On Thu, Jun 17, 2010 at 01:12:32PM +0200, Joachim Schipper wrote:
> On Thu, Jun 17, 2010 at 12:04:24PM +0100, Federico G. Schwindt wrote:
> > On Thu, Jun 17, 2010 at 12:16:09PM +0200, Joachim Schipper wrote:
> > > On Wed, Jun 16, 2010 at 05:00:19PM +0100, Federico G. Schwindt wrote:
> > > > hi,
> > > > 
> > > >   is there any reason to keep 2.5 around and specially as the default?

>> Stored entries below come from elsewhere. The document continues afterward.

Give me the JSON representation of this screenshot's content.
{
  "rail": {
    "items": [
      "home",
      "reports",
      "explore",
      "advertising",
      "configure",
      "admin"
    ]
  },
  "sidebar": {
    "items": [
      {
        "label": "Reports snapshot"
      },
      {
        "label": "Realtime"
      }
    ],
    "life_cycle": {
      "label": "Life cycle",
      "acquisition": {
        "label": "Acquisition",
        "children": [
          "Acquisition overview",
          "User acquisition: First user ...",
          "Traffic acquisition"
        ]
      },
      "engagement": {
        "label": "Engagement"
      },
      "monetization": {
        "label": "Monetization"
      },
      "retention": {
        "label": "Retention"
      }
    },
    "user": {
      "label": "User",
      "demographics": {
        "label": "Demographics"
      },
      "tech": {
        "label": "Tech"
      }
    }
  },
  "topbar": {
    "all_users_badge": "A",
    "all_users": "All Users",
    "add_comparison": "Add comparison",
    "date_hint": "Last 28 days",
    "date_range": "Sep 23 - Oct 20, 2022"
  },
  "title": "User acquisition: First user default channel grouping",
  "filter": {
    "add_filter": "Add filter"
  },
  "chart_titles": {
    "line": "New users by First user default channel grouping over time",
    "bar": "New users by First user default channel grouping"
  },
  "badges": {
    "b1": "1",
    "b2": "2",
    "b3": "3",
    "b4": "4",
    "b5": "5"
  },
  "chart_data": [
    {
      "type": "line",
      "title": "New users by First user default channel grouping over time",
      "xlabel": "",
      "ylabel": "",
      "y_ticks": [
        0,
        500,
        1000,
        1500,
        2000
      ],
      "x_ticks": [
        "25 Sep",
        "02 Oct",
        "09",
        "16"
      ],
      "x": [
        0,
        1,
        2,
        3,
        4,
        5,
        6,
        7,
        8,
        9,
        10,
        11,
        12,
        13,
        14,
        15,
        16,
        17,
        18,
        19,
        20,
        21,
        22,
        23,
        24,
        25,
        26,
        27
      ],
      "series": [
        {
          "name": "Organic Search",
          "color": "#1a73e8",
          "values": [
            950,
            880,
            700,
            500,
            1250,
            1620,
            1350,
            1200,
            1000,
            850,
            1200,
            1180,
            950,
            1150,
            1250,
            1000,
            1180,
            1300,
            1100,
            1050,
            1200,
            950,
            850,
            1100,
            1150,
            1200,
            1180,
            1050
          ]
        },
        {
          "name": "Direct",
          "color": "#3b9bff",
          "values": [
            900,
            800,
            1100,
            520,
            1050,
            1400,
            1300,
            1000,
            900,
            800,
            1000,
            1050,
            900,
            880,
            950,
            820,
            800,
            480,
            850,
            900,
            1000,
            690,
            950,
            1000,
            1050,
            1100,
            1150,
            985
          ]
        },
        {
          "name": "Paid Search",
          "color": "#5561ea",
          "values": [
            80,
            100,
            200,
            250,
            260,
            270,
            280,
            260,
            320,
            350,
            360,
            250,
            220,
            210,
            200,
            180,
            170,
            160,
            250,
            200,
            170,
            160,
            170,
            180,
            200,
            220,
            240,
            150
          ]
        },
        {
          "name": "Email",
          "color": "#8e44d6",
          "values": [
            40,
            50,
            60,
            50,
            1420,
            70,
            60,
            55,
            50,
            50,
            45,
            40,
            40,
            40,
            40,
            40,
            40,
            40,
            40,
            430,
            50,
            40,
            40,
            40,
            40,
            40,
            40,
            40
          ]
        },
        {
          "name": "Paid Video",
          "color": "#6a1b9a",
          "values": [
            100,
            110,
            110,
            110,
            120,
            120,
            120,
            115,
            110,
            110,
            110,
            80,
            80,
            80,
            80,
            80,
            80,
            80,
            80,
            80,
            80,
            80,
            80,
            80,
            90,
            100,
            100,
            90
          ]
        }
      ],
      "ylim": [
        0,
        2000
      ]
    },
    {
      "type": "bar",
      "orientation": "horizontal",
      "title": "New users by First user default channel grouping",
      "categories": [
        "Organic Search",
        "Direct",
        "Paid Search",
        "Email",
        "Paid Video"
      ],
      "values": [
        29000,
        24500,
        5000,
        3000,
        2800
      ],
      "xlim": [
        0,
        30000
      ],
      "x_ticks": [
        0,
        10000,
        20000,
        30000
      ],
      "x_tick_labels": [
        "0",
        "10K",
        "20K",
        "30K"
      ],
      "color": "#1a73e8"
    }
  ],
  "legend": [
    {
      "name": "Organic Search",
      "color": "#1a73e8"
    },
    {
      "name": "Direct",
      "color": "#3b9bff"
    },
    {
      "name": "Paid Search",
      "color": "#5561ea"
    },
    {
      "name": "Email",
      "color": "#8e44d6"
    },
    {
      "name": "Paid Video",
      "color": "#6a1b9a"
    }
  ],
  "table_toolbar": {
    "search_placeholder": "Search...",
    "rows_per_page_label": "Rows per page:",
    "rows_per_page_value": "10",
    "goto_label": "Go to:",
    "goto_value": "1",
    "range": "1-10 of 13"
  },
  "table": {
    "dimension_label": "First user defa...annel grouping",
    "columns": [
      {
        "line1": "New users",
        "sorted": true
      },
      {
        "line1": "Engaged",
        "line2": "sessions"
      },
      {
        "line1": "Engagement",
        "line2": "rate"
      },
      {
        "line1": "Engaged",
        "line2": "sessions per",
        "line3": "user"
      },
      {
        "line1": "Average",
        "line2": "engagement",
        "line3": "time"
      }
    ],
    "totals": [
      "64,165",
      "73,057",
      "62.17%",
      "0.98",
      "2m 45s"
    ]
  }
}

> > > >   2.6 has been stable for some time now and all the ports should work 
> > > > with
> > > > it. itoh, 2.5 is not maintained anymore except for some sporadic 
> > > > security
> > > > updates.
> > > >   having to check your ports against 2.5 and 2.6 is time consuming (I'm 
> > > > not
> > > > considering 2.4 as should only used for zope), but unfortunately is 
> > > > required
> > > > for a number of reasons.
> > > >   so i propose to remove 2.5 and apply the diff below. this also 
> > > > removes 
> > > > mentions to 2.3 and updates the comments to mention other ports 
> > > > hardcoding
> > > > the python version.
> > > >   comments? objections? oks?
> > > 
> > > As others have said, moving to 2.6 makes a lot of sense; but if you are
> > > e.g. developing software in Python, having 2.5 around is useful for
> > > compatibility testing. So ports wouldn't need to be tested against 2.5,
> > > but it shouldn't be deleted either.
> > 
> >   ugh? if we have 2.5 in the tree, even if it's not the default we should
> > be testing with it.  like we test 2.6 at the moment even when it's not the
> > default. why would that change?
> 
> I was under the impression that 2.6 was tested because OpenBSD wants to
> move to that version. Python 2.4 is also in-tree, but ports are not
> regularly tested against it, right? 2.5 could get the same status.

  the only reason 2.4 is around is because zope. i don't think it works the
same for 2.5, but if it's ok to completely ignore 2.5, then fine.